Past customers at Lenny’s Tap included 58-year-old Todd Chartrand, the first person in Brown County to die of COVID-19. Chartrand was what Roggensack would have called “regular folk,” a mechanic and a fan of the Green Bay Packers, but not a meat packer. He fell suddenly ill at the end of March. He died on April 9, just as infections at meat plants were turning the county into a hot spot.
“I went to high school with him,” Leonhard told he Daily Beast.
But Leonhard figured there is adequate safety in washing your hands and keeping alert for anybody who might cough or sneeze on you. He was not to be dissuaded by warnings from infectious disease experts such as Anthony Fauci that heedless reopening invites many more deaths.
“I can't believe it,” Leonhard said.
Lenny’s had gone 16,332 straight days without closing from its 1975 opening to the March 17 shutdown, which Leonhard figured would last maybe two weeks. That had become two months and he no sooner got the word of the court ruling while at home Wednesday than he was in his car.
“I probably could have gotten a speeding ticket, but I was in a hurry to get there and get the door unlocked,” Leonhard said.

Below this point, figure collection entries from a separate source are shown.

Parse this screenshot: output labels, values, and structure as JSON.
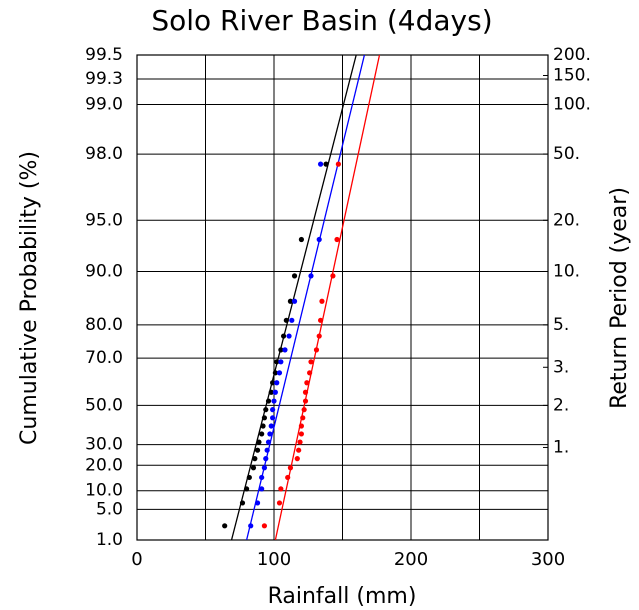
{
  "chart_data": {
    "type": "gumbel-probability",
    "title": "Solo River Basin (4days)",
    "xlabel": "Rainfall (mm)",
    "ylabel": "Cumulative Probability (%)",
    "y2label": "Return Period (year)",
    "yscale": "gumbel",
    "xlim": [
      0,
      300
    ],
    "xticks": [
      0,
      100,
      200,
      300
    ],
    "xminor": [
      50,
      150,
      250
    ],
    "ylim": [
      1,
      99.5
    ],
    "yticks": [
      99.5,
      99.3,
      {
        "value": 99,
        "label": "99.0"
      },
      {
        "value": 98,
        "label": "98.0"
      },
      {
        "value": 95,
        "label": "95.0"
      },
      {
        "value": 90,
        "label": "90.0"
      },
      {
        "value": 80,
        "label": "80.0"
      },
      {
        "value": 70,
        "label": "70.0"
      },
      {
        "value": 50,
        "label": "50.0"
      },
      {
        "value": 30,
        "label": "30.0"
      },
      {
        "value": 20,
        "label": "20.0"
      },
      {
        "value": 10,
        "label": "10.0"
      },
      {
        "value": 5,
        "label": "5.0"
      },
      {
        "value": 1,
        "label": "1.0"
      }
    ],
    "y2lim": [
      1.0101,
      200
    ],
    "y2ticks": [
      {
        "value": 200,
        "label": "200."
      },
      {
        "value": 150,
        "label": "150."
      },
      {
        "value": 100,
        "label": "100."
      },
      {
        "value": 50,
        "label": "50."
      },
      {
        "value": 20,
        "label": "20."
      },
      {
        "value": 10,
        "label": "10."
      },
      {
        "value": 5,
        "label": "5."
      },
      {
        "value": 3,
        "label": "3."
      },
      {
        "value": 2,
        "label": "2."
      },
      {
        "value": 1.4,
        "label": "1."
      }
    ],
    "grid": true,
    "y": [
      2.3,
      6.5,
      10.6,
      14.8,
      18.9,
      23.1,
      27.2,
      31.3,
      35.5,
      39.6,
      43.8,
      47.9,
      52.1,
      56.2,
      60.4,
      64.5,
      68.7,
      72.8,
      77.0,
      81.1,
      85.2,
      89.4,
      93.5,
      97.7
    ],
    "series": [
      {
        "color": "#000000",
        "x": [
          64,
          77,
          80,
          82,
          85,
          86,
          88,
          89,
          91,
          92,
          93,
          94,
          96,
          98,
          99,
          101,
          102,
          105,
          107,
          109,
          112,
          115,
          120,
          138
        ],
        "fit_x": [
          69,
          160
        ]
      },
      {
        "color": "#0000ff",
        "x": [
          83,
          88,
          91,
          91,
          93,
          94,
          95,
          96,
          97,
          98,
          99,
          99,
          100,
          101,
          102,
          104,
          105,
          108,
          111,
          113,
          115,
          127,
          133,
          134
        ],
        "fit_x": [
          80,
          166
        ]
      },
      {
        "color": "#ff0000",
        "x": [
          93,
          104,
          105,
          110,
          112,
          117,
          118,
          119,
          120,
          120,
          121,
          122,
          123,
          123,
          124,
          126,
          127,
          131,
          133,
          134,
          135,
          143,
          146,
          147
        ],
        "fit_x": [
          101,
          177
        ]
      }
    ]
  }
}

He had no sooner opened up than customers began trooping in.
“Everybody was looking at each other like it was Christmas,” Leonhard reported.
The new normal briefly became the old one. And there is no way to drink beer with a mask on, anyway.

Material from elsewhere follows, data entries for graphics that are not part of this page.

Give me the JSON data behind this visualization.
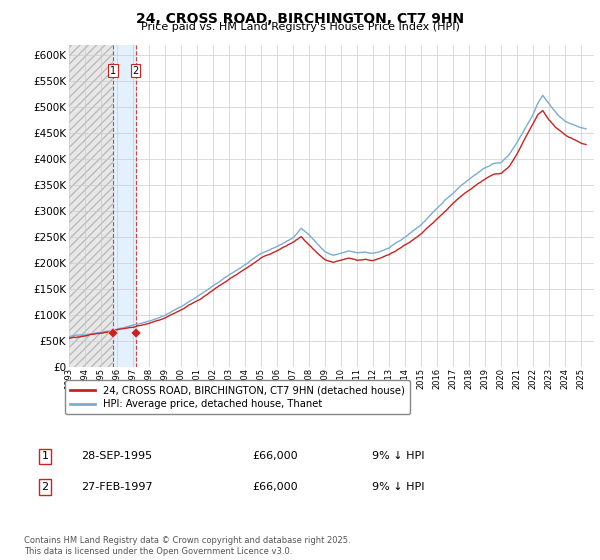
{
  "title": "24, CROSS ROAD, BIRCHINGTON, CT7 9HN",
  "subtitle": "Price paid vs. HM Land Registry's House Price Index (HPI)",
  "legend_label_red": "24, CROSS ROAD, BIRCHINGTON, CT7 9HN (detached house)",
  "legend_label_blue": "HPI: Average price, detached house, Thanet",
  "footer": "Contains HM Land Registry data © Crown copyright and database right 2025.\nThis data is licensed under the Open Government Licence v3.0.",
  "transactions": [
    {
      "num": 1,
      "date": "28-SEP-1995",
      "price": "£66,000",
      "hpi": "9% ↓ HPI"
    },
    {
      "num": 2,
      "date": "27-FEB-1997",
      "price": "£66,000",
      "hpi": "9% ↓ HPI"
    }
  ],
  "sale_dates": [
    1995.75,
    1997.17
  ],
  "sale_prices": [
    66000,
    66000
  ],
  "ylim": [
    0,
    620000
  ],
  "yticks": [
    0,
    50000,
    100000,
    150000,
    200000,
    250000,
    300000,
    350000,
    400000,
    450000,
    500000,
    550000,
    600000
  ],
  "ytick_labels": [
    "£0",
    "£50K",
    "£100K",
    "£150K",
    "£200K",
    "£250K",
    "£300K",
    "£350K",
    "£400K",
    "£450K",
    "£500K",
    "£550K",
    "£600K"
  ],
  "xlim_start": 1993.0,
  "xlim_end": 2025.8,
  "hpi_color": "#7aadd4",
  "sale_color": "#cc2222",
  "marker_color_sale": "#cc2222",
  "grid_color": "#cccccc",
  "transaction_box_color": "#cc2222",
  "hpi_key_x": [
    1993.0,
    1994.0,
    1995.0,
    1996.0,
    1997.0,
    1998.0,
    1999.0,
    2000.0,
    2001.0,
    2002.0,
    2003.0,
    2004.0,
    2005.0,
    2006.0,
    2007.0,
    2007.5,
    2008.0,
    2008.5,
    2009.0,
    2009.5,
    2010.0,
    2010.5,
    2011.0,
    2011.5,
    2012.0,
    2012.5,
    2013.0,
    2013.5,
    2014.0,
    2014.5,
    2015.0,
    2015.5,
    2016.0,
    2016.5,
    2017.0,
    2017.5,
    2018.0,
    2018.5,
    2019.0,
    2019.5,
    2020.0,
    2020.5,
    2021.0,
    2021.5,
    2022.0,
    2022.3,
    2022.6,
    2023.0,
    2023.5,
    2024.0,
    2024.5,
    2025.0,
    2025.3
  ],
  "hpi_key_y": [
    58000,
    62000,
    68000,
    75000,
    82000,
    90000,
    102000,
    118000,
    138000,
    158000,
    178000,
    198000,
    218000,
    232000,
    248000,
    268000,
    255000,
    238000,
    222000,
    215000,
    218000,
    222000,
    218000,
    220000,
    218000,
    222000,
    228000,
    238000,
    248000,
    260000,
    272000,
    288000,
    302000,
    318000,
    332000,
    348000,
    360000,
    372000,
    382000,
    390000,
    392000,
    408000,
    432000,
    460000,
    488000,
    510000,
    525000,
    508000,
    488000,
    475000,
    468000,
    462000,
    460000
  ],
  "red_key_x": [
    1993.0,
    1994.0,
    1995.0,
    1996.0,
    1997.0,
    1998.0,
    1999.0,
    2000.0,
    2001.0,
    2002.0,
    2003.0,
    2004.0,
    2005.0,
    2006.0,
    2007.0,
    2007.5,
    2008.0,
    2008.5,
    2009.0,
    2009.5,
    2010.0,
    2010.5,
    2011.0,
    2011.5,
    2012.0,
    2012.5,
    2013.0,
    2013.5,
    2014.0,
    2014.5,
    2015.0,
    2015.5,
    2016.0,
    2016.5,
    2017.0,
    2017.5,
    2018.0,
    2018.5,
    2019.0,
    2019.5,
    2020.0,
    2020.5,
    2021.0,
    2021.5,
    2022.0,
    2022.3,
    2022.6,
    2023.0,
    2023.5,
    2024.0,
    2024.5,
    2025.0,
    2025.3
  ],
  "red_key_y": [
    55000,
    58000,
    63000,
    70000,
    76000,
    83000,
    94000,
    110000,
    128000,
    148000,
    168000,
    188000,
    208000,
    222000,
    238000,
    248000,
    232000,
    215000,
    200000,
    195000,
    198000,
    202000,
    198000,
    200000,
    198000,
    202000,
    208000,
    218000,
    228000,
    238000,
    248000,
    262000,
    275000,
    290000,
    305000,
    318000,
    330000,
    342000,
    352000,
    360000,
    362000,
    375000,
    398000,
    428000,
    455000,
    472000,
    480000,
    462000,
    445000,
    432000,
    425000,
    418000,
    415000
  ]
}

“We had a real good crowd,” Leonhard said.
But three hours into it, the Tavern League notified Leonhard that the Brown County Health Department had instituted a shutdown order of its own identical to the one the state Supreme Court had invalidated. He relayed the news to the crowd and heard the predictable groans.
“Can we get one more before we go?” a customer called out.

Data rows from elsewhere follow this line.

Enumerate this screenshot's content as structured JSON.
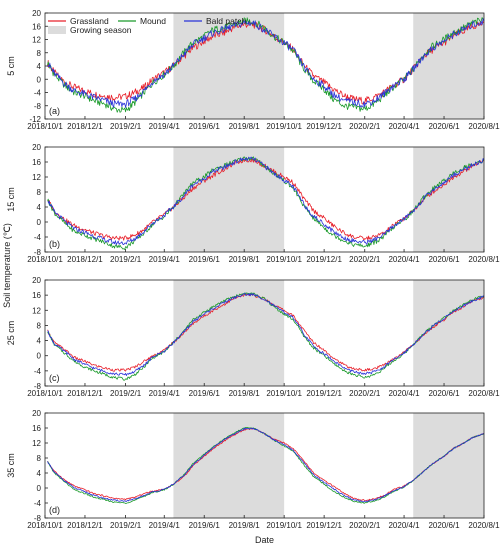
{
  "chart_data": {
    "type": "line",
    "xlabel": "Date",
    "ylabel": "Soil temperature (℃)",
    "x_ticks": [
      "2018/10/1",
      "2018/12/1",
      "2019/2/1",
      "2019/4/1",
      "2019/6/1",
      "2019/8/1",
      "2019/10/1",
      "2019/12/1",
      "2020/2/1",
      "2020/4/1",
      "2020/6/1",
      "2020/8/1"
    ],
    "shaded_periods": [
      {
        "start": "2019/4/15",
        "end": "2019/10/1"
      },
      {
        "start": "2020/4/15",
        "end": "2020/8/1"
      }
    ],
    "legend": {
      "entries": [
        {
          "name": "Grassland",
          "color": "#e8202a"
        },
        {
          "name": "Mound",
          "color": "#1a9a2a"
        },
        {
          "name": "Bald patch",
          "color": "#2a33d8"
        },
        {
          "name": "Growing season",
          "color": "#dcdcdc"
        }
      ],
      "placement": "top-left"
    },
    "panels": [
      {
        "letter": "(a)",
        "depth": "5 cm",
        "ylim": [
          -12,
          20
        ],
        "yticks": [
          -12,
          -8,
          -4,
          0,
          4,
          8,
          12,
          16,
          20
        ],
        "dates": [
          "2018/10/5",
          "2018/10/15",
          "2018/11/1",
          "2018/11/15",
          "2018/12/1",
          "2018/12/15",
          "2019/1/1",
          "2019/1/15",
          "2019/2/1",
          "2019/2/15",
          "2019/3/1",
          "2019/3/15",
          "2019/4/1",
          "2019/4/15",
          "2019/5/1",
          "2019/5/15",
          "2019/6/1",
          "2019/6/15",
          "2019/7/1",
          "2019/7/15",
          "2019/8/1",
          "2019/8/15",
          "2019/9/1",
          "2019/9/15",
          "2019/10/1",
          "2019/10/15",
          "2019/11/1",
          "2019/11/15",
          "2019/12/1",
          "2019/12/15",
          "2020/1/1",
          "2020/1/15",
          "2020/2/1",
          "2020/2/15",
          "2020/3/1",
          "2020/3/15",
          "2020/4/1",
          "2020/4/15",
          "2020/5/1",
          "2020/5/15",
          "2020/6/1",
          "2020/6/15",
          "2020/7/1",
          "2020/7/15",
          "2020/8/1"
        ],
        "series": [
          {
            "name": "Grassland",
            "color": "#e8202a",
            "values": [
              5,
              2,
              -1,
              -2.5,
              -3.5,
              -4.5,
              -5,
              -5.5,
              -5.2,
              -4,
              -2.5,
              0,
              2,
              4,
              7,
              9.5,
              11.5,
              13,
              14,
              15.5,
              16.5,
              16.5,
              15,
              13,
              11,
              9,
              4,
              1,
              -1,
              -3,
              -5,
              -6,
              -6.5,
              -5.5,
              -4,
              -2,
              0,
              3,
              7,
              9,
              11,
              13,
              14.5,
              16,
              17
            ]
          },
          {
            "name": "Mound",
            "color": "#1a9a2a",
            "values": [
              5,
              1.5,
              -2,
              -4,
              -5,
              -6.5,
              -7.5,
              -9,
              -9.5,
              -7,
              -4,
              -1,
              1.5,
              4,
              8,
              11,
              13,
              15,
              15.5,
              16.5,
              17.5,
              17.5,
              15.5,
              13,
              11,
              8.5,
              3,
              -0.5,
              -3,
              -6,
              -8,
              -8.5,
              -9,
              -7.5,
              -5,
              -2.5,
              0,
              3,
              7.5,
              10,
              12,
              14,
              15.5,
              17,
              18
            ]
          },
          {
            "name": "Bald patch",
            "color": "#2a33d8",
            "values": [
              5,
              1.8,
              -1.5,
              -3.5,
              -4.5,
              -5.5,
              -6.5,
              -7.5,
              -7.5,
              -6,
              -3.5,
              -0.5,
              1.5,
              4,
              7.5,
              10.5,
              12.5,
              14,
              15,
              16,
              17,
              17,
              15,
              13,
              11,
              8.8,
              3.5,
              0,
              -2,
              -4.5,
              -6.5,
              -7,
              -7.5,
              -6.5,
              -4.5,
              -2,
              0,
              3,
              7,
              9.5,
              11.5,
              13.5,
              15,
              16.5,
              17.5
            ]
          }
        ]
      },
      {
        "letter": "(b)",
        "depth": "15 cm",
        "ylim": [
          -8,
          20
        ],
        "yticks": [
          -8,
          -4,
          0,
          4,
          8,
          12,
          16,
          20
        ],
        "dates": [
          "2018/10/5",
          "2018/10/15",
          "2018/11/1",
          "2018/11/15",
          "2018/12/1",
          "2018/12/15",
          "2019/1/1",
          "2019/1/15",
          "2019/2/1",
          "2019/2/15",
          "2019/3/1",
          "2019/3/15",
          "2019/4/1",
          "2019/4/15",
          "2019/5/1",
          "2019/5/15",
          "2019/6/1",
          "2019/6/15",
          "2019/7/1",
          "2019/7/15",
          "2019/8/1",
          "2019/8/15",
          "2019/9/1",
          "2019/9/15",
          "2019/10/1",
          "2019/10/15",
          "2019/11/1",
          "2019/11/15",
          "2019/12/1",
          "2019/12/15",
          "2020/1/1",
          "2020/1/15",
          "2020/2/1",
          "2020/2/15",
          "2020/3/1",
          "2020/3/15",
          "2020/4/1",
          "2020/4/15",
          "2020/5/1",
          "2020/5/15",
          "2020/6/1",
          "2020/6/15",
          "2020/7/1",
          "2020/7/15",
          "2020/8/1"
        ],
        "series": [
          {
            "name": "Grassland",
            "color": "#e8202a",
            "values": [
              6,
              3,
              0.5,
              -1,
              -2,
              -3,
              -3.8,
              -4.3,
              -4.3,
              -3.5,
              -2,
              0,
              2,
              4,
              6.5,
              9,
              11,
              12.5,
              14,
              15.5,
              16.5,
              16.5,
              15,
              13.5,
              12,
              10.5,
              6,
              3,
              1,
              -1,
              -3,
              -4,
              -4.5,
              -4,
              -3,
              -1,
              1,
              3,
              6,
              8,
              10,
              12,
              13.5,
              15,
              16.5
            ]
          },
          {
            "name": "Mound",
            "color": "#1a9a2a",
            "values": [
              6,
              2.5,
              -0.5,
              -2.5,
              -3.5,
              -4.5,
              -5.5,
              -6.5,
              -6.8,
              -5,
              -3,
              -0.5,
              1.5,
              4,
              7.5,
              10.5,
              12,
              14,
              15,
              16,
              17,
              17,
              15,
              13,
              11,
              9,
              4,
              1,
              -1.5,
              -3.5,
              -5,
              -6,
              -6.5,
              -5.5,
              -4,
              -1.5,
              0.5,
              3,
              6.5,
              9,
              11,
              13,
              14.5,
              15.5,
              16.5
            ]
          },
          {
            "name": "Bald patch",
            "color": "#2a33d8",
            "values": [
              6,
              2.8,
              0,
              -1.8,
              -2.8,
              -3.8,
              -4.8,
              -5.5,
              -5.6,
              -4.5,
              -2.5,
              -0.2,
              1.8,
              4,
              7,
              10,
              11.5,
              13.5,
              14.5,
              15.8,
              16.8,
              16.8,
              15,
              13,
              11.2,
              9.3,
              4.5,
              1.5,
              -0.5,
              -2.5,
              -4.3,
              -5,
              -5.5,
              -4.8,
              -3.5,
              -1.2,
              0.8,
              3,
              6.2,
              8.5,
              10.5,
              12.5,
              14,
              15.2,
              16.5
            ]
          }
        ]
      },
      {
        "letter": "(c)",
        "depth": "25 cm",
        "ylim": [
          -8,
          20
        ],
        "yticks": [
          -8,
          -4,
          0,
          4,
          8,
          12,
          16,
          20
        ],
        "dates": [
          "2018/10/5",
          "2018/10/15",
          "2018/11/1",
          "2018/11/15",
          "2018/12/1",
          "2018/12/15",
          "2019/1/1",
          "2019/1/15",
          "2019/2/1",
          "2019/2/15",
          "2019/3/1",
          "2019/3/15",
          "2019/4/1",
          "2019/4/15",
          "2019/5/1",
          "2019/5/15",
          "2019/6/1",
          "2019/6/15",
          "2019/7/1",
          "2019/7/15",
          "2019/8/1",
          "2019/8/15",
          "2019/9/1",
          "2019/9/15",
          "2019/10/1",
          "2019/10/15",
          "2019/11/1",
          "2019/11/15",
          "2019/12/1",
          "2019/12/15",
          "2020/1/1",
          "2020/1/15",
          "2020/2/1",
          "2020/2/15",
          "2020/3/1",
          "2020/3/15",
          "2020/4/1",
          "2020/4/15",
          "2020/5/1",
          "2020/5/15",
          "2020/6/1",
          "2020/6/15",
          "2020/7/1",
          "2020/7/15",
          "2020/8/1"
        ],
        "series": [
          {
            "name": "Grassland",
            "color": "#e8202a",
            "values": [
              6.5,
              3.5,
              1.5,
              -0.5,
              -1.5,
              -2.5,
              -3.3,
              -3.8,
              -3.8,
              -3,
              -1.5,
              0,
              1.5,
              3.5,
              6,
              8.5,
              10.5,
              12,
              13.5,
              15,
              16,
              16,
              15,
              13.5,
              12,
              10.5,
              6.5,
              3.5,
              1.5,
              -0.5,
              -2.5,
              -3.5,
              -3.8,
              -3.5,
              -2.5,
              -1,
              1,
              3,
              5.5,
              7.5,
              9.5,
              11.5,
              13,
              14.5,
              15.5
            ]
          },
          {
            "name": "Mound",
            "color": "#1a9a2a",
            "values": [
              6.5,
              3,
              0.5,
              -1.5,
              -3,
              -4,
              -5,
              -5.8,
              -6.2,
              -5,
              -3,
              -0.5,
              1,
              3.5,
              6.5,
              9.5,
              11.5,
              13,
              14.5,
              15.5,
              16.5,
              16.3,
              15,
              13,
              11,
              9.5,
              5,
              2,
              0,
              -2,
              -4,
              -5,
              -5.8,
              -5,
              -3.5,
              -1.5,
              0.5,
              3,
              5.8,
              8,
              10,
              12,
              13.5,
              14.8,
              15.8
            ]
          },
          {
            "name": "Bald patch",
            "color": "#2a33d8",
            "values": [
              6.5,
              3.2,
              1,
              -1,
              -2.3,
              -3.3,
              -4.2,
              -4.8,
              -5,
              -4.2,
              -2.5,
              -0.3,
              1.2,
              3.5,
              6.2,
              9,
              11,
              12.5,
              14,
              15.2,
              16.2,
              16.1,
              15,
              13.2,
              11.5,
              10,
              5.5,
              2.5,
              0.5,
              -1.3,
              -3.3,
              -4.3,
              -4.8,
              -4.3,
              -3,
              -1.2,
              0.8,
              3,
              5.6,
              7.8,
              9.8,
              11.8,
              13.2,
              14.6,
              15.6
            ]
          }
        ]
      },
      {
        "letter": "(d)",
        "depth": "35 cm",
        "ylim": [
          -8,
          20
        ],
        "yticks": [
          -8,
          -4,
          0,
          4,
          8,
          12,
          16,
          20
        ],
        "dates": [
          "2018/10/5",
          "2018/10/15",
          "2018/11/1",
          "2018/11/15",
          "2018/12/1",
          "2018/12/15",
          "2019/1/1",
          "2019/1/15",
          "2019/2/1",
          "2019/2/15",
          "2019/3/1",
          "2019/3/15",
          "2019/4/1",
          "2019/4/15",
          "2019/5/1",
          "2019/5/15",
          "2019/6/1",
          "2019/6/15",
          "2019/7/1",
          "2019/7/15",
          "2019/8/1",
          "2019/8/15",
          "2019/9/1",
          "2019/9/15",
          "2019/10/1",
          "2019/10/15",
          "2019/11/1",
          "2019/11/15",
          "2019/12/1",
          "2019/12/15",
          "2020/1/1",
          "2020/1/15",
          "2020/2/1",
          "2020/2/15",
          "2020/3/1",
          "2020/3/15",
          "2020/4/1",
          "2020/4/15",
          "2020/5/1",
          "2020/5/15",
          "2020/6/1",
          "2020/6/15",
          "2020/7/1",
          "2020/7/15",
          "2020/8/1"
        ],
        "series": [
          {
            "name": "Grassland",
            "color": "#e8202a",
            "values": [
              7,
              4.5,
              2,
              0.5,
              -0.5,
              -1.5,
              -2.2,
              -2.8,
              -3,
              -2.5,
              -1.5,
              -0.8,
              -0.3,
              1,
              3,
              6,
              8.5,
              10.5,
              12.5,
              14,
              15.5,
              15.8,
              14.5,
              13,
              12,
              10.5,
              7,
              4,
              2,
              0.5,
              -1.5,
              -2.8,
              -3.3,
              -3,
              -2,
              -0.5,
              0.5,
              2,
              4.5,
              6.5,
              8.5,
              10.5,
              12,
              13.5,
              14.5
            ]
          },
          {
            "name": "Mound",
            "color": "#1a9a2a",
            "values": [
              7,
              4,
              1.5,
              -0.5,
              -1.5,
              -2.5,
              -3.2,
              -3.8,
              -4,
              -3.3,
              -2.2,
              -1.2,
              -0.5,
              1,
              3.5,
              6.5,
              9,
              11,
              13,
              14.5,
              16,
              16,
              14.5,
              12.8,
              11.2,
              9.8,
              6,
              3,
              1,
              -0.8,
              -2.5,
              -3.5,
              -4,
              -3.5,
              -2.5,
              -1,
              0.3,
              2,
              4.5,
              6.5,
              8.5,
              10.5,
              12,
              13.5,
              14.5
            ]
          },
          {
            "name": "Bald patch",
            "color": "#2a33d8",
            "values": [
              7,
              4.2,
              1.8,
              0,
              -1,
              -2,
              -2.8,
              -3.3,
              -3.5,
              -3,
              -2,
              -1,
              -0.4,
              1,
              3.3,
              6.2,
              8.8,
              10.8,
              12.8,
              14.2,
              15.8,
              15.9,
              14.5,
              12.9,
              11.5,
              10,
              6.5,
              3.5,
              1.5,
              -0.2,
              -2,
              -3.2,
              -3.6,
              -3.2,
              -2.2,
              -0.8,
              0.4,
              2,
              4.5,
              6.5,
              8.5,
              10.5,
              12,
              13.5,
              14.5
            ]
          }
        ]
      }
    ]
  }
}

“I don’t care,” Leonhard replied. “If they’re going to arrest me, they’re going to come anyway.”
On Thursday, Leonhard noted that bars in Kewaunee County just 5 miles away were still open. He heard that at least the police in Green Bay were saying they would simply notify the local health department if they saw places defying the Brown County order.
“If someone’s fighting in a bar, of course we’re heading in there,” Green Bay Police Chief Andrew Smith confirmed to The Daily Beast. “But, we’re not going in there because a bar happens to be open and there are eight people there.”
Leonhard figures he will remain closed, at least for now.
“I don’t want to be a target,” he said.
Meanwhile, the Wisconsin Supreme Court has an order posted that future proceedings will be conducted in the safety of Zoom.
The lower courts largely do the same, with some exceptions, mainly serious criminal matters such as a hearing on Thursday involving a horrific child abuse case in Manitowoc County.
In a photo taken of that proceeding, masks are as absent as in the pictures from the bars after Wednesday’s statewide reopening.
Be it in a courtroom or a gin mill, the threat of the unseen but deadly is too often forgotten once restrictions are lifted.